Understanding Simple Harmonic Motion Displacement
Motion Around Equilibrium
Simple harmonic motion describes repeated motion around a stable center. A spring mass system is the classic example. A small pendulum also follows this model when its angle is small. The displacement changes smoothly because the restoring force always points back toward equilibrium. This calculator helps you model that changing position at any selected time.
What Displacement Means
Displacement is the signed distance from the center point. Positive values show one side of equilibrium. Negative values show the other side. Zero means the object is crossing the center. The amplitude sets the largest possible displacement. Angular frequency controls how quickly the cycle repeats. Phase angle shifts the wave left or right. An offset lets you model a center that is not zero.

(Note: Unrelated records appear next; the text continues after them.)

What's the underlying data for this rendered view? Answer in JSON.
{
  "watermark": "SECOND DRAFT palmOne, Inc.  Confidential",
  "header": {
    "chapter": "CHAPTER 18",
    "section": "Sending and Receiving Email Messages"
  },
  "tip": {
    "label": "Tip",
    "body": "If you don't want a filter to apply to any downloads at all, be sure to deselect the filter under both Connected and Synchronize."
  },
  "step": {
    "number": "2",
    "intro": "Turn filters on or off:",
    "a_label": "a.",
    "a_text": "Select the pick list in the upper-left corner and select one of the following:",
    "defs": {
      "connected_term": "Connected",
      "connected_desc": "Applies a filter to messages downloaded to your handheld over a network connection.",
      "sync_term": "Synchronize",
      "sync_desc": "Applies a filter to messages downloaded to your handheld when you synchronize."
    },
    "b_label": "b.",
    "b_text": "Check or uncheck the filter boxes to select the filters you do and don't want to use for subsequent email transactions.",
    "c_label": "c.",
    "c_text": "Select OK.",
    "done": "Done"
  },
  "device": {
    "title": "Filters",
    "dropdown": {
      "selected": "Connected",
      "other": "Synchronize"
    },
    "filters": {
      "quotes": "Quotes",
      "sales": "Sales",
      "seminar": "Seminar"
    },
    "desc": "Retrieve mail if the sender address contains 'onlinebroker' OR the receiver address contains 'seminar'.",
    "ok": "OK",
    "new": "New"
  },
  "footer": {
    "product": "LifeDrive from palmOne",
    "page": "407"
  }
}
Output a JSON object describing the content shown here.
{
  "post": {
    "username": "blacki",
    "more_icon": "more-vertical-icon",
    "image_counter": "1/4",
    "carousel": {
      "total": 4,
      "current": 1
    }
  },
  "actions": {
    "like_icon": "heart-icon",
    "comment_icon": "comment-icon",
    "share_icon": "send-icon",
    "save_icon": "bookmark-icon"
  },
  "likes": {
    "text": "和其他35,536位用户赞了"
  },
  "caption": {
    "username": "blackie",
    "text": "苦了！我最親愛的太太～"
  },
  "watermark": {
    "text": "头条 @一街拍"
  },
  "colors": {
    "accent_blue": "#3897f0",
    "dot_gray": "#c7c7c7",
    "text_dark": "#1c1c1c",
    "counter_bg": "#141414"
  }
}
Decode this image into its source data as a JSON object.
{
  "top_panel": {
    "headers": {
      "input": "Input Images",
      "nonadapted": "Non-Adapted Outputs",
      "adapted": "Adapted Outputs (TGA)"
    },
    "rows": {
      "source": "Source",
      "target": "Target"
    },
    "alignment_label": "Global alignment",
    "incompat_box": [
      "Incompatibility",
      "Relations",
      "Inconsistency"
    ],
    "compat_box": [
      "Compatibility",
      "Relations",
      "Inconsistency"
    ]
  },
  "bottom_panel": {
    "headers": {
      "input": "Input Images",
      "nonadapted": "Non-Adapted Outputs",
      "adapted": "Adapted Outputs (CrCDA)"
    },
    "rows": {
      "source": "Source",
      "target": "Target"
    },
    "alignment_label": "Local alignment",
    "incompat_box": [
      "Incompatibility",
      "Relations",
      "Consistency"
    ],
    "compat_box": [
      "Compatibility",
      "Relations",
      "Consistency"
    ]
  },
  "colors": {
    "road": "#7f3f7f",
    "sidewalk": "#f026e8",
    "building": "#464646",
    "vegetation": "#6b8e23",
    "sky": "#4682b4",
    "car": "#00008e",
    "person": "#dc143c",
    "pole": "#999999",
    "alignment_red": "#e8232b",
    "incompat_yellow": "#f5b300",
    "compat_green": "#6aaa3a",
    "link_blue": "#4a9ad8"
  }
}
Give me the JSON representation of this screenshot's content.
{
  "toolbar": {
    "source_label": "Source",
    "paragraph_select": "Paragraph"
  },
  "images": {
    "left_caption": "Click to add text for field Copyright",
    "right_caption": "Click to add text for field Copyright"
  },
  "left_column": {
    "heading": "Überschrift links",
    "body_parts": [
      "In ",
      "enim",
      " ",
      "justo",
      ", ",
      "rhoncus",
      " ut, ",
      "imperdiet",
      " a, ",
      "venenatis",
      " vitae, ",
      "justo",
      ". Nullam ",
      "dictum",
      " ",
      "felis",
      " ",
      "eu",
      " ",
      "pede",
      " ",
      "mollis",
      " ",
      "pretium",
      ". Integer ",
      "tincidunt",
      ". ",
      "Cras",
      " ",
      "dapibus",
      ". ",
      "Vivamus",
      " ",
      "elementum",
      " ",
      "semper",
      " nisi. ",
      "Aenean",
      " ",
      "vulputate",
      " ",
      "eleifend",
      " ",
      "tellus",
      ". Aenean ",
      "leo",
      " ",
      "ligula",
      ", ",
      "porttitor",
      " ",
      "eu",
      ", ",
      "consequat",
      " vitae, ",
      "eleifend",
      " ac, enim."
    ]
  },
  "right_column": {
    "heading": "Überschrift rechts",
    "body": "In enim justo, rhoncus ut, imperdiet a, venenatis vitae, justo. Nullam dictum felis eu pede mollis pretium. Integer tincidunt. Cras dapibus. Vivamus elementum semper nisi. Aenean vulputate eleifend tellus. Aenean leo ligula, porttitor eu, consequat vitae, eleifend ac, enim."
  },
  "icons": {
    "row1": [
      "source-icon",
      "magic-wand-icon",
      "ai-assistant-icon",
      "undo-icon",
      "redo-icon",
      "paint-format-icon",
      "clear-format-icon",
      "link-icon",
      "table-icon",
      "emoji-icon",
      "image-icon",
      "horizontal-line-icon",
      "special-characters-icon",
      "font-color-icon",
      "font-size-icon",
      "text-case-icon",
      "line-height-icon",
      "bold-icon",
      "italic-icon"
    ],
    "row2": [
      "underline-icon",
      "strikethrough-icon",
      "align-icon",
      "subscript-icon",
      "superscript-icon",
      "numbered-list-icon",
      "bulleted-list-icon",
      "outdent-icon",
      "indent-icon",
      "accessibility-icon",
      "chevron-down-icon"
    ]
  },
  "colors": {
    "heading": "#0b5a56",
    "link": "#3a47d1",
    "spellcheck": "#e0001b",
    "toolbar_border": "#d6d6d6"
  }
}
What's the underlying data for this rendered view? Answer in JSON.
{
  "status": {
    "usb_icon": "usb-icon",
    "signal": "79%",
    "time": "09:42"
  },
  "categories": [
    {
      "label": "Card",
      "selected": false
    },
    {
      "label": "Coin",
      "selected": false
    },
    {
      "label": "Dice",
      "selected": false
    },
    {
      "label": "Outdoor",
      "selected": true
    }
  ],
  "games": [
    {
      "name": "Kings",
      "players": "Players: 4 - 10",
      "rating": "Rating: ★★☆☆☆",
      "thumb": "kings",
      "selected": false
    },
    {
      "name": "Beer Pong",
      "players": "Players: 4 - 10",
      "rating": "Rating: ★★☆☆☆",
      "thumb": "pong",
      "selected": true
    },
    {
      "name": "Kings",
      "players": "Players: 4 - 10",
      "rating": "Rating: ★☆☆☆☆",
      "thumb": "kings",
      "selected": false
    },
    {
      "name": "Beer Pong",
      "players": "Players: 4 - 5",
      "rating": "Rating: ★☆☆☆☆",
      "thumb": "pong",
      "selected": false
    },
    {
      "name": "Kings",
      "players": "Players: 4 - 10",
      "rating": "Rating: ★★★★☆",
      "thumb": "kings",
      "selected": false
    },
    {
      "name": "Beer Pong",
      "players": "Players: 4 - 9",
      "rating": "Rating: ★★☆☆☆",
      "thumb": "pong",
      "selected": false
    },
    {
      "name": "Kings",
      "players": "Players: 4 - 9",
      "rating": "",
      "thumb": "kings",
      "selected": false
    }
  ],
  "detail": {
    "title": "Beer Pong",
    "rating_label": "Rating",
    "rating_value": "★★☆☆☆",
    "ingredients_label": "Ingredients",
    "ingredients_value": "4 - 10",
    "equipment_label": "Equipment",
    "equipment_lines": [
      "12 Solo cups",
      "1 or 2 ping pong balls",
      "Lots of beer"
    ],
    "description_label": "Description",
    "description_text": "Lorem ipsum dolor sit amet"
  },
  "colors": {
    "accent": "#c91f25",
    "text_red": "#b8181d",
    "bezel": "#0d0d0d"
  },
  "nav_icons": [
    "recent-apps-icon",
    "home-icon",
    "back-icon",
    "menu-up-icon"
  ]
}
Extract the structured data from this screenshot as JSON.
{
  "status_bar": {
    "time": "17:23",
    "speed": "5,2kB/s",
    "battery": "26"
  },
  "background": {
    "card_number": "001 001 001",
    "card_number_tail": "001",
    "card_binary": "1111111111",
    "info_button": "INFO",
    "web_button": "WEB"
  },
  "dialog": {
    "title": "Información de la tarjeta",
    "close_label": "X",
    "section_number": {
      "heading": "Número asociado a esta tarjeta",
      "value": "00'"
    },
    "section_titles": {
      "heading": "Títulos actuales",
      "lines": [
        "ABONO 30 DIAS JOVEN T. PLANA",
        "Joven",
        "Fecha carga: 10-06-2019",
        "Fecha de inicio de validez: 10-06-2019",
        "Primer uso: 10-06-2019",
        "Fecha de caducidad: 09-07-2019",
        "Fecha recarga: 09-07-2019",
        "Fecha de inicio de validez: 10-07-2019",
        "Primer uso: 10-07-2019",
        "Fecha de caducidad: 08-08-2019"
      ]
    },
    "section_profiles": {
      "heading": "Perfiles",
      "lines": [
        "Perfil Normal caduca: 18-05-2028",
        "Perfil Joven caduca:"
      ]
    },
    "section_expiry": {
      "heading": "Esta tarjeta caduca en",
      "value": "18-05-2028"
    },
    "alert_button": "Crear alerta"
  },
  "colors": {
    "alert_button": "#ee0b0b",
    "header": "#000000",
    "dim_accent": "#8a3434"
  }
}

Flexible Frequency Options
The tool can use angular frequency, frequency, or period. That makes it useful for lab work and homework. You can choose a sine or cosine model. Cosine is often used when the object starts at maximum displacement. Sine is useful when the object starts at the center. The calculator also reports velocity, acceleration, restoring-force factor, and a simple energy index.
Unit Consistency
Good results need consistent units. Use meters for amplitude when studying a spring. Use seconds for time and period. Frequency should be entered in hertz. Phase can be entered in degrees or radians. If you add an offset, use the same unit as amplitude. The graph keeps the same unit for displacement.
Graph and Exports
The chart shows how position changes around your selected time. It also highlights the current point. This is helpful because a single value can hide the full motion pattern. Export buttons let you save results as a CSV file or a simple PDF report. The example table gives quick test values. You can compare them with your own inputs to check the model.
Best Use
Use this calculator as a study guide, not as a replacement for careful measurements. Real systems may have friction, air resistance, large angles, or nonlinear springs. Those effects can change the motion. For ideal simple harmonic motion, the formulas here give a clear and dependable estimate. When values look unusual, review each input. Phase changes can move peaks fast. This often matters during quick lab checks.